不得不說,近墨者黑和從惡如崩這兩句話的確是有它們存在的道理。
卡洛斯並沒有在意身後精靈祭司對自己殘酷命運的悲傷,他也沒那個時間。此刻他正漫步在戰場,仔細檢查著每具屍體,無論是人還是戰馬,漆黑的大地此刻到處都是裂痕。被壓遍地騎士就好像被重力敲打過的鐵皮罐頭,肉餡都從縫隙中鑽出來了!
「嘔…………!」
精靈轉過身去,不住的嘔吐。而星鷹則飛下來站在一個騎士的屍體上,伸出頭去仔細啄了啄那些碎肉,不好吃。還是新鮮的獵物才好。而且這些肉的皮也太厚了!星鷹可不是腐食動物。斯薇法雖然保持著一慣平常的笑容,不過從她偶爾掃過的雙眼中可以看出忠心地女僕正在檢查有沒有漏網之魚,不過在那種足以把大地翻來覆去蹂躪幾十次的炮火轟擊下,就算是深淵煉魔恐怕都難以逃過這一劫。更別說這些身穿鋼甲把自己裹的像個粽子似的傢伙了。雖然他們可以用神力增強自己的防禦,但是那畢竟也是有限度的。就算用錘子砸不爛鐵皮罐頭,壓路機總可以了吧。
「重力炮彈地效果是不錯,或許我在其中夾雜衰弱射線是多此一舉了?」
卡洛斯不顧血和污穢的肉沫拉起一隻已經被壓癟的胳膊仔細研究著,還動不動敲打一下上面的鋼甲,似乎在檢查這些東西的承受能力。精靈什麼地方都不敢看。她只能夠死死盯著自己的腳尖,空氣中瀰漫著的血腥味讓她感到暈眩,但是卻沒有別的辦法。本來她可以留在原地不動少受份罪地,但是連精靈自己都說不清楚為什麼一定要跟著卡洛斯走到這個鬼地方來。
斯德哥爾摩綜合症第二期症狀。
「主人,還有人活著。」
斯薇法微停下身體,在說話的同時將目光投向了遠處的一片死屍,真不知道沒有恆定生命偵測地她是怎麼發現的。

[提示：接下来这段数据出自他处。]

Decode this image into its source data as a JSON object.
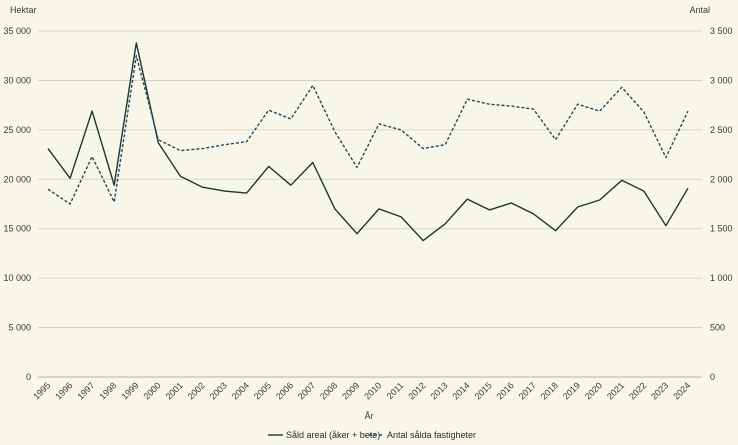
{
  "chart_data": {
    "type": "line",
    "title": "",
    "xlabel": "År",
    "y_left_label": "Hektar",
    "y_right_label": "Antal",
    "y_left_lim": [
      0,
      35000
    ],
    "y_right_lim": [
      0,
      3500
    ],
    "y_left_ticks": [
      "0",
      "5 000",
      "10 000",
      "15 000",
      "20 000",
      "25 000",
      "30 000",
      "35 000"
    ],
    "y_right_ticks": [
      "0",
      "500",
      "1 000",
      "1 500",
      "2 000",
      "2 500",
      "3 000",
      "3 500"
    ],
    "grid": true,
    "legend_position": "bottom",
    "categories": [
      "1995",
      "1996",
      "1997",
      "1998",
      "1999",
      "2000",
      "2001",
      "2002",
      "2003",
      "2004",
      "2005",
      "2006",
      "2007",
      "2008",
      "2009",
      "2010",
      "2011",
      "2012",
      "2013",
      "2014",
      "2015",
      "2016",
      "2017",
      "2018",
      "2019",
      "2020",
      "2021",
      "2022",
      "2023",
      "2024"
    ],
    "series": [
      {
        "name": "Såld areal (åker + bete)",
        "axis": "left",
        "style": "solid",
        "color": "#1b3a2f",
        "values": [
          23100,
          20100,
          26900,
          19400,
          33800,
          23700,
          20300,
          19200,
          18800,
          18600,
          21300,
          19400,
          21700,
          17000,
          14500,
          17000,
          16200,
          13800,
          15500,
          18000,
          16900,
          17600,
          16500,
          14800,
          17200,
          17900,
          19900,
          18800,
          15300,
          19100
        ]
      },
      {
        "name": "Antal sålda fastigheter",
        "axis": "right",
        "style": "dashed",
        "color": "#1f4a5c",
        "values": [
          1900,
          1750,
          2230,
          1770,
          3250,
          2400,
          2290,
          2310,
          2350,
          2380,
          2700,
          2610,
          2950,
          2480,
          2120,
          2560,
          2500,
          2310,
          2350,
          2810,
          2760,
          2740,
          2710,
          2400,
          2760,
          2690,
          2930,
          2680,
          2220,
          2690
        ]
      }
    ]
  }
}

這個傢伙很幸運,他在能量轟炸之後被氣流掀倒在地。接著倒在他身上的戰馬成了他的保護傘,才讓這個可憐的傢伙沒有像其它人那樣變成肉醬。不過顯然他現在也傷地不清,只剩下幾口氣了。面對這個半死不活。離死已經沒有多遠的傢伙,卡洛斯衝他點了點下巴。
「救他。」
「哎?啊?我?」
精靈略微一呆,這才發現卡洛斯是在向自己發出的命令,也許是卡洛斯下達地命令實在不像是他以往的風格———看來精靈的被洗腦程度也達到LV2了。

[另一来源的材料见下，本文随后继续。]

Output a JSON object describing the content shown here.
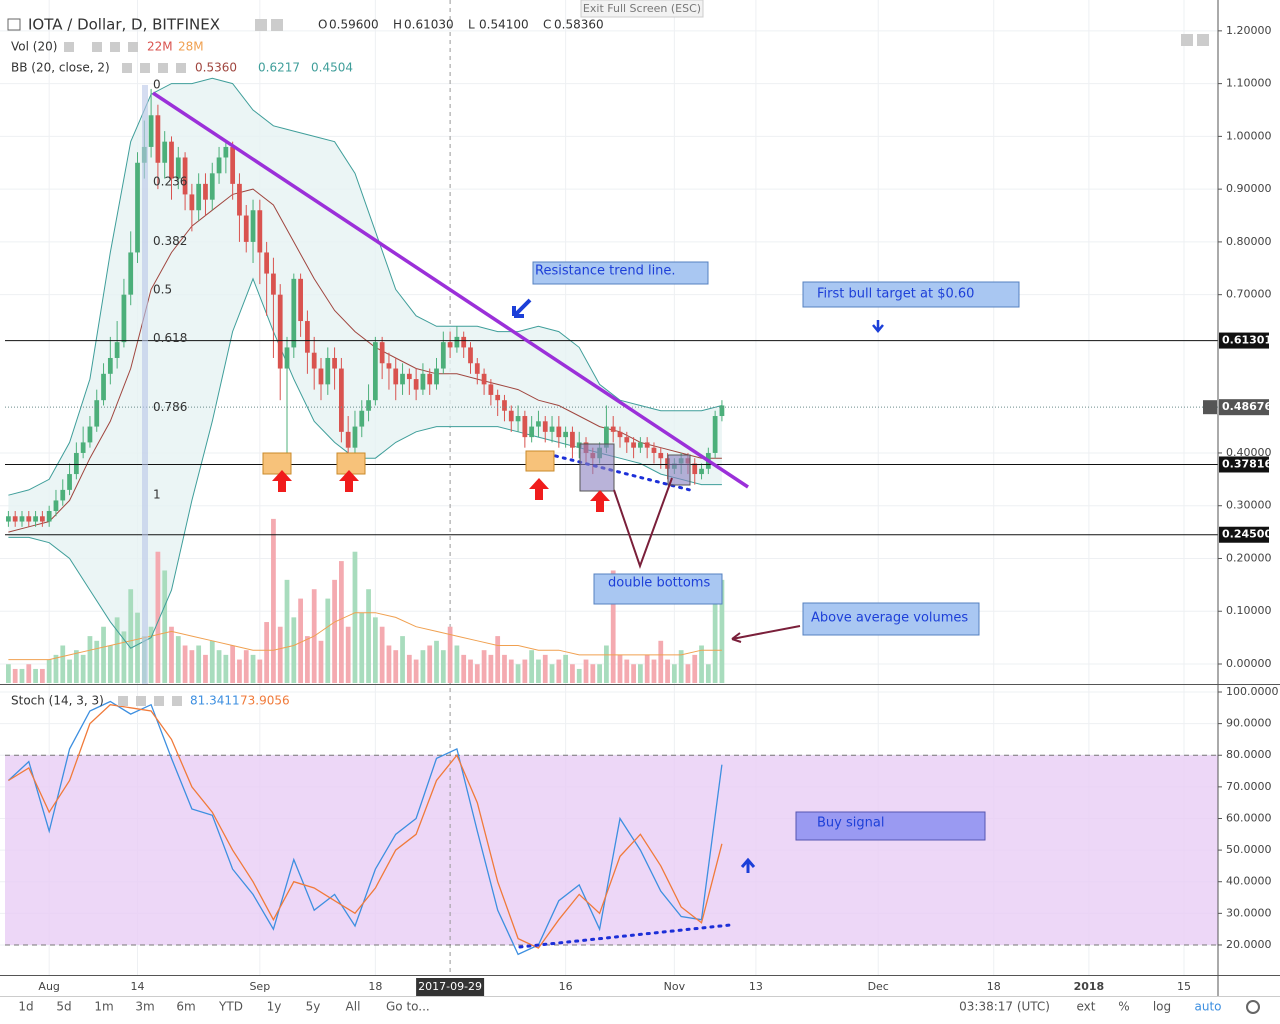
{
  "header": {
    "title": "IOTA / Dollar, D, BITFINEX",
    "ohlc": [
      {
        "key": "O",
        "text": "0.59600"
      },
      {
        "key": "H",
        "text": "0.61030"
      },
      {
        "key": "L",
        "text": "0.54100"
      },
      {
        "key": "C",
        "text": "0.58360"
      }
    ],
    "exit": "Exit Full Screen (ESC)"
  },
  "toolbar": {
    "ranges": [
      "1d",
      "5d",
      "1m",
      "3m",
      "6m",
      "YTD",
      "1y",
      "5y",
      "All"
    ],
    "goto": "Go to...",
    "clock": "03:38:17 (UTC)",
    "options": [
      "ext",
      "%",
      "log",
      "auto"
    ]
  },
  "chart_data": [
    {
      "type": "candlestick",
      "title": "IOTA / Dollar, D, BITFINEX",
      "up_color": "#4caf7a",
      "down_color": "#d9534f",
      "open": [
        0.27,
        0.28,
        0.27,
        0.28,
        0.27,
        0.28,
        0.27,
        0.29,
        0.31,
        0.33,
        0.36,
        0.4,
        0.42,
        0.45,
        0.5,
        0.55,
        0.58,
        0.61,
        0.7,
        0.78,
        0.95,
        0.98,
        1.04,
        0.95,
        0.99,
        0.92,
        0.96,
        0.89,
        0.86,
        0.91,
        0.88,
        0.93,
        0.96,
        0.98,
        0.91,
        0.85,
        0.8,
        0.86,
        0.78,
        0.74,
        0.7,
        0.56,
        0.6,
        0.73,
        0.65,
        0.59,
        0.56,
        0.53,
        0.58,
        0.56,
        0.44,
        0.41,
        0.45,
        0.48,
        0.5,
        0.61,
        0.57,
        0.56,
        0.53,
        0.55,
        0.54,
        0.52,
        0.55,
        0.53,
        0.56,
        0.61,
        0.6,
        0.62,
        0.6,
        0.57,
        0.55,
        0.53,
        0.51,
        0.5,
        0.48,
        0.46,
        0.47,
        0.43,
        0.45,
        0.46,
        0.44,
        0.45,
        0.43,
        0.44,
        0.41,
        0.42,
        0.4,
        0.39,
        0.41,
        0.45,
        0.44,
        0.43,
        0.42,
        0.41,
        0.42,
        0.41,
        0.4,
        0.39,
        0.37,
        0.38,
        0.39,
        0.38,
        0.36,
        0.37,
        0.4,
        0.47
      ],
      "high": [
        0.29,
        0.29,
        0.29,
        0.29,
        0.29,
        0.29,
        0.3,
        0.33,
        0.35,
        0.38,
        0.42,
        0.45,
        0.47,
        0.52,
        0.57,
        0.62,
        0.65,
        0.73,
        0.82,
        0.97,
        1.03,
        1.09,
        1.06,
        1.01,
        1.0,
        0.98,
        0.97,
        0.91,
        0.93,
        0.93,
        0.95,
        0.98,
        0.99,
        0.99,
        0.93,
        0.87,
        0.88,
        0.88,
        0.8,
        0.77,
        0.72,
        0.62,
        0.74,
        0.74,
        0.67,
        0.62,
        0.58,
        0.6,
        0.6,
        0.58,
        0.47,
        0.48,
        0.5,
        0.53,
        0.62,
        0.62,
        0.59,
        0.58,
        0.57,
        0.56,
        0.56,
        0.57,
        0.56,
        0.58,
        0.63,
        0.63,
        0.64,
        0.63,
        0.61,
        0.58,
        0.56,
        0.54,
        0.52,
        0.51,
        0.49,
        0.49,
        0.48,
        0.47,
        0.48,
        0.47,
        0.47,
        0.47,
        0.45,
        0.45,
        0.44,
        0.43,
        0.41,
        0.42,
        0.49,
        0.47,
        0.45,
        0.44,
        0.43,
        0.43,
        0.43,
        0.42,
        0.41,
        0.4,
        0.39,
        0.4,
        0.4,
        0.39,
        0.38,
        0.41,
        0.48,
        0.5
      ],
      "low": [
        0.26,
        0.26,
        0.26,
        0.26,
        0.26,
        0.26,
        0.26,
        0.28,
        0.3,
        0.32,
        0.35,
        0.39,
        0.41,
        0.44,
        0.49,
        0.53,
        0.56,
        0.6,
        0.68,
        0.76,
        0.92,
        0.96,
        0.9,
        0.92,
        0.88,
        0.9,
        0.86,
        0.82,
        0.84,
        0.85,
        0.86,
        0.91,
        0.93,
        0.88,
        0.8,
        0.78,
        0.76,
        0.72,
        0.66,
        0.58,
        0.5,
        0.4,
        0.58,
        0.62,
        0.55,
        0.52,
        0.5,
        0.51,
        0.52,
        0.42,
        0.38,
        0.4,
        0.43,
        0.46,
        0.49,
        0.54,
        0.52,
        0.5,
        0.51,
        0.51,
        0.5,
        0.51,
        0.51,
        0.52,
        0.55,
        0.58,
        0.59,
        0.58,
        0.55,
        0.53,
        0.51,
        0.49,
        0.47,
        0.46,
        0.44,
        0.44,
        0.41,
        0.42,
        0.43,
        0.42,
        0.42,
        0.41,
        0.41,
        0.39,
        0.39,
        0.38,
        0.36,
        0.38,
        0.4,
        0.42,
        0.41,
        0.4,
        0.39,
        0.4,
        0.39,
        0.38,
        0.37,
        0.35,
        0.36,
        0.36,
        0.36,
        0.34,
        0.35,
        0.36,
        0.39,
        0.46
      ],
      "close": [
        0.28,
        0.27,
        0.28,
        0.27,
        0.28,
        0.27,
        0.29,
        0.31,
        0.33,
        0.36,
        0.4,
        0.42,
        0.45,
        0.5,
        0.55,
        0.58,
        0.61,
        0.7,
        0.78,
        0.95,
        0.98,
        1.04,
        0.95,
        0.99,
        0.92,
        0.96,
        0.89,
        0.86,
        0.91,
        0.88,
        0.93,
        0.96,
        0.98,
        0.91,
        0.85,
        0.8,
        0.86,
        0.78,
        0.74,
        0.7,
        0.56,
        0.6,
        0.73,
        0.65,
        0.59,
        0.56,
        0.53,
        0.58,
        0.56,
        0.44,
        0.41,
        0.45,
        0.48,
        0.5,
        0.61,
        0.57,
        0.56,
        0.53,
        0.55,
        0.54,
        0.52,
        0.55,
        0.53,
        0.56,
        0.61,
        0.6,
        0.62,
        0.6,
        0.57,
        0.55,
        0.53,
        0.51,
        0.5,
        0.48,
        0.46,
        0.47,
        0.43,
        0.45,
        0.46,
        0.44,
        0.45,
        0.43,
        0.44,
        0.41,
        0.42,
        0.4,
        0.39,
        0.41,
        0.45,
        0.44,
        0.43,
        0.42,
        0.41,
        0.42,
        0.41,
        0.4,
        0.39,
        0.37,
        0.38,
        0.39,
        0.38,
        0.36,
        0.37,
        0.4,
        0.47,
        0.49
      ],
      "bands": {
        "name": "BB (20, close, 2)",
        "legend_values": [
          "0.5360",
          "0.6217",
          "0.4504"
        ],
        "basis_color": "#a0463f",
        "band_color": "#3f9e9a",
        "fill": "#e6f3f2",
        "x": [
          0,
          3,
          6,
          9,
          12,
          15,
          18,
          21,
          24,
          27,
          30,
          33,
          36,
          39,
          42,
          45,
          48,
          51,
          54,
          57,
          60,
          63,
          66,
          69,
          72,
          75,
          78,
          81,
          84,
          87,
          90,
          93,
          96,
          99,
          102,
          105
        ],
        "upper": [
          0.32,
          0.33,
          0.35,
          0.42,
          0.54,
          0.78,
          0.99,
          1.08,
          1.1,
          1.1,
          1.11,
          1.1,
          1.05,
          1.02,
          1.01,
          1.0,
          0.99,
          0.93,
          0.82,
          0.71,
          0.66,
          0.64,
          0.64,
          0.64,
          0.63,
          0.63,
          0.64,
          0.63,
          0.6,
          0.53,
          0.5,
          0.49,
          0.48,
          0.48,
          0.48,
          0.49
        ],
        "basis": [
          0.25,
          0.26,
          0.27,
          0.31,
          0.39,
          0.46,
          0.56,
          0.71,
          0.78,
          0.83,
          0.86,
          0.89,
          0.9,
          0.87,
          0.8,
          0.73,
          0.67,
          0.63,
          0.6,
          0.58,
          0.56,
          0.55,
          0.55,
          0.54,
          0.53,
          0.52,
          0.5,
          0.49,
          0.47,
          0.45,
          0.44,
          0.42,
          0.41,
          0.4,
          0.39,
          0.39
        ],
        "lower": [
          0.24,
          0.24,
          0.23,
          0.2,
          0.14,
          0.08,
          0.03,
          0.05,
          0.14,
          0.31,
          0.46,
          0.63,
          0.73,
          0.63,
          0.54,
          0.46,
          0.42,
          0.39,
          0.39,
          0.42,
          0.44,
          0.45,
          0.45,
          0.45,
          0.45,
          0.44,
          0.43,
          0.42,
          0.41,
          0.4,
          0.39,
          0.38,
          0.36,
          0.35,
          0.34,
          0.34
        ]
      },
      "xlim": [
        -0.5,
        178
      ],
      "ylim": [
        -0.036,
        1.249
      ],
      "yticks": [
        {
          "value": 1.2,
          "label": "1.20000"
        },
        {
          "value": 1.1,
          "label": "1.10000"
        },
        {
          "value": 1.0,
          "label": "1.00000"
        },
        {
          "value": 0.9,
          "label": "0.90000"
        },
        {
          "value": 0.8,
          "label": "0.80000"
        },
        {
          "value": 0.7,
          "label": "0.70000"
        },
        {
          "value": 0.4,
          "label": "0.40000"
        },
        {
          "value": 0.3,
          "label": "0.30000"
        },
        {
          "value": 0.2,
          "label": "0.20000"
        },
        {
          "value": 0.1,
          "label": "0.10000"
        },
        {
          "value": 0,
          "label": "0.00000"
        }
      ],
      "hlines": [
        {
          "value": 0.61301,
          "label": "0.61301"
        },
        {
          "value": 0.48676,
          "label": "0.48676",
          "style": "dotted"
        },
        {
          "value": 0.37816,
          "label": "0.37816"
        },
        {
          "value": 0.245,
          "label": "0.24500"
        }
      ],
      "fib_levels": [
        0,
        0.236,
        0.382,
        0.5,
        0.618,
        0.786,
        1
      ],
      "annotations": [
        "Resistance trend line.",
        "First bull target at $0.60",
        "double bottoms",
        "Above average volumes"
      ]
    },
    {
      "type": "bar",
      "name": "Vol (20)",
      "legend_values": [
        "22M",
        "28M"
      ],
      "up_color": "#a8dcbd",
      "down_color": "#f4aab0",
      "ma_color": "#f0a050",
      "values": [
        4,
        3,
        3,
        4,
        3,
        3,
        5,
        6,
        8,
        5,
        7,
        6,
        10,
        9,
        12,
        8,
        14,
        11,
        20,
        15,
        10,
        12,
        28,
        24,
        12,
        10,
        8,
        7,
        8,
        6,
        9,
        7,
        6,
        8,
        5,
        7,
        6,
        5,
        13,
        35,
        12,
        22,
        14,
        18,
        10,
        20,
        9,
        18,
        22,
        26,
        12,
        28,
        15,
        20,
        14,
        12,
        8,
        7,
        10,
        6,
        5,
        7,
        8,
        9,
        7,
        12,
        8,
        6,
        5,
        4,
        7,
        6,
        10,
        6,
        5,
        4,
        5,
        7,
        5,
        6,
        4,
        5,
        6,
        4,
        3,
        5,
        4,
        4,
        8,
        24,
        6,
        5,
        4,
        4,
        6,
        5,
        9,
        5,
        4,
        7,
        4,
        6,
        8,
        4,
        20,
        22
      ],
      "ma": {
        "x": [
          0,
          3,
          6,
          9,
          12,
          15,
          18,
          21,
          24,
          27,
          30,
          33,
          36,
          39,
          42,
          45,
          48,
          51,
          54,
          57,
          60,
          63,
          66,
          69,
          72,
          75,
          78,
          81,
          84,
          87,
          90,
          93,
          96,
          99,
          102,
          105
        ],
        "values": [
          5,
          5,
          5,
          6,
          7,
          8,
          9,
          10,
          11,
          10,
          9,
          8,
          7,
          7,
          8,
          10,
          13,
          15,
          15,
          14,
          12,
          11,
          10,
          9,
          8,
          8,
          7,
          7,
          6,
          6,
          6,
          6,
          6,
          6,
          7,
          7
        ]
      },
      "xlim": [
        -0.5,
        178
      ],
      "ylim": [
        0,
        45
      ]
    },
    {
      "type": "line",
      "name": "Stoch (14, 3, 3)",
      "legend_values": [
        "81.3411",
        "73.9056"
      ],
      "x": [
        0,
        3,
        6,
        9,
        12,
        15,
        18,
        21,
        24,
        27,
        30,
        33,
        36,
        39,
        42,
        45,
        48,
        51,
        54,
        57,
        60,
        63,
        66,
        69,
        72,
        75,
        78,
        81,
        84,
        87,
        90,
        93,
        96,
        99,
        102,
        105
      ],
      "series": [
        {
          "color": "#3d8fe0",
          "values": [
            72,
            78,
            56,
            82,
            94,
            97,
            93,
            96,
            79,
            63,
            61,
            44,
            36,
            25,
            47,
            31,
            36,
            26,
            44,
            55,
            60,
            79,
            82,
            56,
            31,
            17,
            20,
            34,
            39,
            25,
            60,
            50,
            37,
            29,
            28,
            77
          ]
        },
        {
          "color": "#f07a3a",
          "values": [
            72,
            76,
            62,
            72,
            90,
            96,
            95,
            94,
            85,
            70,
            62,
            50,
            40,
            28,
            40,
            38,
            34,
            30,
            38,
            50,
            55,
            72,
            80,
            65,
            40,
            22,
            19,
            28,
            36,
            30,
            48,
            55,
            45,
            32,
            27,
            52
          ]
        }
      ],
      "band": [
        20,
        80
      ],
      "band_fill": "#e8cdf5",
      "xlim": [
        -0.5,
        178
      ],
      "ylim": [
        10.5,
        101.9
      ],
      "yticks": [
        {
          "value": 100,
          "label": "100.0000"
        },
        {
          "value": 90,
          "label": "90.0000"
        },
        {
          "value": 80,
          "label": "80.0000"
        },
        {
          "value": 70,
          "label": "70.0000"
        },
        {
          "value": 60,
          "label": "60.0000"
        },
        {
          "value": 50,
          "label": "50.0000"
        },
        {
          "value": 40,
          "label": "40.0000"
        },
        {
          "value": 30,
          "label": "30.0000"
        },
        {
          "value": 20,
          "label": "20.0000"
        }
      ],
      "xticks": [
        {
          "value": 6,
          "label": "Aug"
        },
        {
          "value": 19,
          "label": "14"
        },
        {
          "value": 37,
          "label": "Sep"
        },
        {
          "value": 54,
          "label": "18"
        },
        {
          "value": 82,
          "label": "16"
        },
        {
          "value": 98,
          "label": "Nov"
        },
        {
          "value": 110,
          "label": "13"
        },
        {
          "value": 128,
          "label": "Dec"
        },
        {
          "value": 145,
          "label": "18"
        },
        {
          "value": 159,
          "label": "2018"
        },
        {
          "value": 173,
          "label": "15"
        }
      ],
      "crosshair": {
        "value": 65,
        "label": "2017-09-29"
      },
      "annotations": [
        "Buy signal"
      ]
    }
  ]
}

不過現在不是思考這些奇怪事情的時候,既然得到了卡洛斯的允許。精靈便立刻三步並做兩步的衝到那個瀕死騎士的身邊,她低聲默念著讚美神明的祈禱詞,接著將散發著白色光芒的雙手輕輕按在對方的胸前。瞬間白光便籠罩在騎士的身體上。不得不說,這個精靈雖然思想單純並且有些愚笨,但是治療能力絕對不是蓋的。特別是當卡洛斯看見那幾乎都要扯斷一條手臂的傷口居然恢復了原樣後,連他都不得不感歎一聲。或許這個精靈在跑腿和負責打雜外還有更好的用處,卡洛斯不由這樣想到。
「嗚………」
年輕的騎士吐了口鮮血,接著他終於睜開眼睛,驚訝而且迷惑的望著卡洛斯等人。雖然他很虛弱,但是還勉強著自己開口說道。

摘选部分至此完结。